1) If you take a brute-force algorithm for max-flow, and then come up with a better algorithm, does this show P = NP? 

No - P versus NP is a question about all brute-force search algorithms, not any particular one.

 

2) If you improve a brute-force search algorithm for an $\mathsf{NP}$-complete problem, such as Kidney Donor Matching, to take polynomial time instead, this would show $\mathsf{P}=\mathsf{NP}$.

True - NP-complete problems are formally the hardest problems in NP, and a polynomial-time solution for any one NP-complete problem would yield a polynomial-time algorithm for all problems in NP.

 

3) The Halting problem is NP-complete.

Although one can "build a computer'' using the Halting problem---indeed, the question itself is about the behavior of computers---NP-completeness only applies to problems that are in $\mathsf{NP}$, by definition. Every problem in $\mathsf{NP}$ can be solved by a brute-force algorithm, so is necessarily computable, but the Halting problem is uncomputable, so it is not in $\mathsf{NP}$. (Problems that are at least as hard as any problem in $\mathsf{NP}$ are called "$\mathsf{NP}$-hard'', which is 'half' of $\mathsf{NP}$-completeness.)

 

4) NP-completeness has nothing to do with geometry.

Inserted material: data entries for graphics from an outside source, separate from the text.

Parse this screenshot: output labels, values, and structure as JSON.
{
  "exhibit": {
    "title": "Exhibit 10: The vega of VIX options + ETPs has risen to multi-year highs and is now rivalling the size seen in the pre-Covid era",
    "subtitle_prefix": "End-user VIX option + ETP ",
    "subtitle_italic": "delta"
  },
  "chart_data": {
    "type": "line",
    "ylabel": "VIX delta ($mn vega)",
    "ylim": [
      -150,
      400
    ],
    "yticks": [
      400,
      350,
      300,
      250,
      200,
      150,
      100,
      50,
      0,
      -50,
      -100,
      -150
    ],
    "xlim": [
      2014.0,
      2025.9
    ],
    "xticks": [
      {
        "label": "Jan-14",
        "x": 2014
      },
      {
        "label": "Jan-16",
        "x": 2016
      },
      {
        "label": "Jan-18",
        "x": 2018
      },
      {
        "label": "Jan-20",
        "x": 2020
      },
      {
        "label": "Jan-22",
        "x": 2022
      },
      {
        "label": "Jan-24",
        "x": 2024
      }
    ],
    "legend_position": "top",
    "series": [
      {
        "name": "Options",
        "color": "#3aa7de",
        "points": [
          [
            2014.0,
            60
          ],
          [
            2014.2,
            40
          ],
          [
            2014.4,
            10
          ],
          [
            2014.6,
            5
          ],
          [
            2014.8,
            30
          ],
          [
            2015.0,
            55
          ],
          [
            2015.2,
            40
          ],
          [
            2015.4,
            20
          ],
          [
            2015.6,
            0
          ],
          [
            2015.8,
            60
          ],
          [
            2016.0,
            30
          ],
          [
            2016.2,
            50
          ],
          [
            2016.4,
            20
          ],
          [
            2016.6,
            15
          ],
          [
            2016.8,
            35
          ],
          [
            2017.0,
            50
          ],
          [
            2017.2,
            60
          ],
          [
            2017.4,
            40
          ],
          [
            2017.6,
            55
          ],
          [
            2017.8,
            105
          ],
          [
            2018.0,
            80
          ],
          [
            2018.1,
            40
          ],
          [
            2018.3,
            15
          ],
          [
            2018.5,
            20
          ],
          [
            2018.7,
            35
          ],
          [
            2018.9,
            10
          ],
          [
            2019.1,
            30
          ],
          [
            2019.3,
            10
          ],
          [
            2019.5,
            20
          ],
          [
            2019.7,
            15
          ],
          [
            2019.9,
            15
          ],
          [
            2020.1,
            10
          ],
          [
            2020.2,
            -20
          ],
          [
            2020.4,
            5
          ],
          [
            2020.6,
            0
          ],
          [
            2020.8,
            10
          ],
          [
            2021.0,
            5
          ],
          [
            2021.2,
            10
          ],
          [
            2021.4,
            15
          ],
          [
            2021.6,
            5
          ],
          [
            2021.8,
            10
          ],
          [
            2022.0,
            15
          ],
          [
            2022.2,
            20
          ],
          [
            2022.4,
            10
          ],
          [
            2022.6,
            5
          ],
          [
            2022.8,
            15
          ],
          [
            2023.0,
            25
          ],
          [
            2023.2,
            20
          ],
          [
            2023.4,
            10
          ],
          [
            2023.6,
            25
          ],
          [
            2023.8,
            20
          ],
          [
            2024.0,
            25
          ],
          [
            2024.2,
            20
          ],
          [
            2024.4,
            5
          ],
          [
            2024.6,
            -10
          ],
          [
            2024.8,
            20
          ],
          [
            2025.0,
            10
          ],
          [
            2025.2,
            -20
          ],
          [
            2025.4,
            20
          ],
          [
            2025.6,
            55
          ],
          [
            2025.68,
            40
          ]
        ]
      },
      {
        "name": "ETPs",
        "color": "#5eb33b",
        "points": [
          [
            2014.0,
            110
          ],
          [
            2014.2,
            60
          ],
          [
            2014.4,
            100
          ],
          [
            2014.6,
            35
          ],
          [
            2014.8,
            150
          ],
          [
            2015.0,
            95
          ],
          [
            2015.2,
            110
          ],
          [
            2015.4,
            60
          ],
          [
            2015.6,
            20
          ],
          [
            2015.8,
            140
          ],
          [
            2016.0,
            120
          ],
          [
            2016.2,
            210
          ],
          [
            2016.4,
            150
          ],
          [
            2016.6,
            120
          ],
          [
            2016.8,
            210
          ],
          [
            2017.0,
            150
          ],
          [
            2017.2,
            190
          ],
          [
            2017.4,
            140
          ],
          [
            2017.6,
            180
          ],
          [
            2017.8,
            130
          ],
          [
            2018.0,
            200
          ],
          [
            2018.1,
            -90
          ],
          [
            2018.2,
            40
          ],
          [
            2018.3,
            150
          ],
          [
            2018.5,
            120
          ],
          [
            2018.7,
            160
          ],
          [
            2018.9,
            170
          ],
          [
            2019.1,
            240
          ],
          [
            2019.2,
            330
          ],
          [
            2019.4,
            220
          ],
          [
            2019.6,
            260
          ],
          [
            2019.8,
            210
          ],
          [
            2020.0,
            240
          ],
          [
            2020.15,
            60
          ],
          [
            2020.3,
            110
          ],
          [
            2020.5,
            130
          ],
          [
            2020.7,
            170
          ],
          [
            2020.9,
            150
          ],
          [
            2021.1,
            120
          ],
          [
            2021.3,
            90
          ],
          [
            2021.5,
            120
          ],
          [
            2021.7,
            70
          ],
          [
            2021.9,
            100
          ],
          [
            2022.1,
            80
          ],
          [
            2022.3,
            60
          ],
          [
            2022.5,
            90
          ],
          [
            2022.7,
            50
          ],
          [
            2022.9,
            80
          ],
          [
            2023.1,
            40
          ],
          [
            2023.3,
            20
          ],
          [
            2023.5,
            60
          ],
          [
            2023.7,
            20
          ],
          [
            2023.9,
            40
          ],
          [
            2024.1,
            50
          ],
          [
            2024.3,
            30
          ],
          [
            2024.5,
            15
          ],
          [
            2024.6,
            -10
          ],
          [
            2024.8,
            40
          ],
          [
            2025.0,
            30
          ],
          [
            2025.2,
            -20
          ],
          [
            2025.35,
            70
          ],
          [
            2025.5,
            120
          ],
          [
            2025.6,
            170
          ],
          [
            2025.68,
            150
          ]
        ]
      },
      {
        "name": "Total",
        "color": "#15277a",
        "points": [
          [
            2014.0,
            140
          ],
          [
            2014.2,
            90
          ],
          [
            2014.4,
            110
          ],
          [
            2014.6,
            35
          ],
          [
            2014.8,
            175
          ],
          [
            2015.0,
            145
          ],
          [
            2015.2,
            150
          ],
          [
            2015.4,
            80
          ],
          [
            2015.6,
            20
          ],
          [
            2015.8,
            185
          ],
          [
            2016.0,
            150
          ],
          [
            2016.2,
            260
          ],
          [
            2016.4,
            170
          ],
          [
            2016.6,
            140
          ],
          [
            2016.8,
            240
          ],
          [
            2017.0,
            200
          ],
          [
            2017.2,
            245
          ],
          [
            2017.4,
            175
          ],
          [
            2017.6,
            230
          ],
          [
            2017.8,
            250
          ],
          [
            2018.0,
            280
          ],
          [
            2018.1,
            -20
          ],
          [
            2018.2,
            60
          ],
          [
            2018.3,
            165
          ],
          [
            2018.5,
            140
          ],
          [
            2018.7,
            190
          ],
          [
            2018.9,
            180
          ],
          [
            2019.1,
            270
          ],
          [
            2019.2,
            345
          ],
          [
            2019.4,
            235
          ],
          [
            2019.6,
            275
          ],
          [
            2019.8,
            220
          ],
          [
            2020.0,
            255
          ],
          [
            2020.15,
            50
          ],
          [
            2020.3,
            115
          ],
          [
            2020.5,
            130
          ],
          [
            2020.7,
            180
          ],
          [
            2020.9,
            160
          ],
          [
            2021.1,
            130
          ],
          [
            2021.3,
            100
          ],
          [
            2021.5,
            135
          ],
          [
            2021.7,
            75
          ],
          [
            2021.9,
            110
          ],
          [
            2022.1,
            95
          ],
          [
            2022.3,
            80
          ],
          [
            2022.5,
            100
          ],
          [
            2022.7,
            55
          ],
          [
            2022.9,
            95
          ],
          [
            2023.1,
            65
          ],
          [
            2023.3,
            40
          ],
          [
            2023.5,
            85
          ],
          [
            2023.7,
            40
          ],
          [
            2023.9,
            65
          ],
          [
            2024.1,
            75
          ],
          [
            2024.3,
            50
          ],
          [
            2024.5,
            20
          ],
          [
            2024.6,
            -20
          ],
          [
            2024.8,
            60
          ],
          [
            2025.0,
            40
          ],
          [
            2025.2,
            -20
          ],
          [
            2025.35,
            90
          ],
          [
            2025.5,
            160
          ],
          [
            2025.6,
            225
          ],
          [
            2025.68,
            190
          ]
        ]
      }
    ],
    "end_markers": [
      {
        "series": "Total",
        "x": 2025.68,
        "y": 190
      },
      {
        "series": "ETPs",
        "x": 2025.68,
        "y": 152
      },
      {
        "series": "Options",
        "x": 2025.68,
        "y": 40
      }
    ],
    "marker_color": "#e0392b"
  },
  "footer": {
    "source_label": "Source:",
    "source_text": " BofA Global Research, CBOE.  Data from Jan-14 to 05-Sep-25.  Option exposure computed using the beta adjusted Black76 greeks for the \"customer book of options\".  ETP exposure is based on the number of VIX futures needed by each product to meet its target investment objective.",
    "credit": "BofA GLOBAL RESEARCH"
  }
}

False - In the video we saw that a natural tiling problem, which is very geometric, is $\mathsf{NP}$-complete. (Geometry also enters into $$\mathsf{NP}$-completeness in many other ways, e.g. through linear optimization problems and through an advanced research program called Geometric Complexity Theory, which reasons about computational complexity using geometry.) In fact, there are few areas of mathematics that are not touched on by $\mathsf{NP}$-completeness.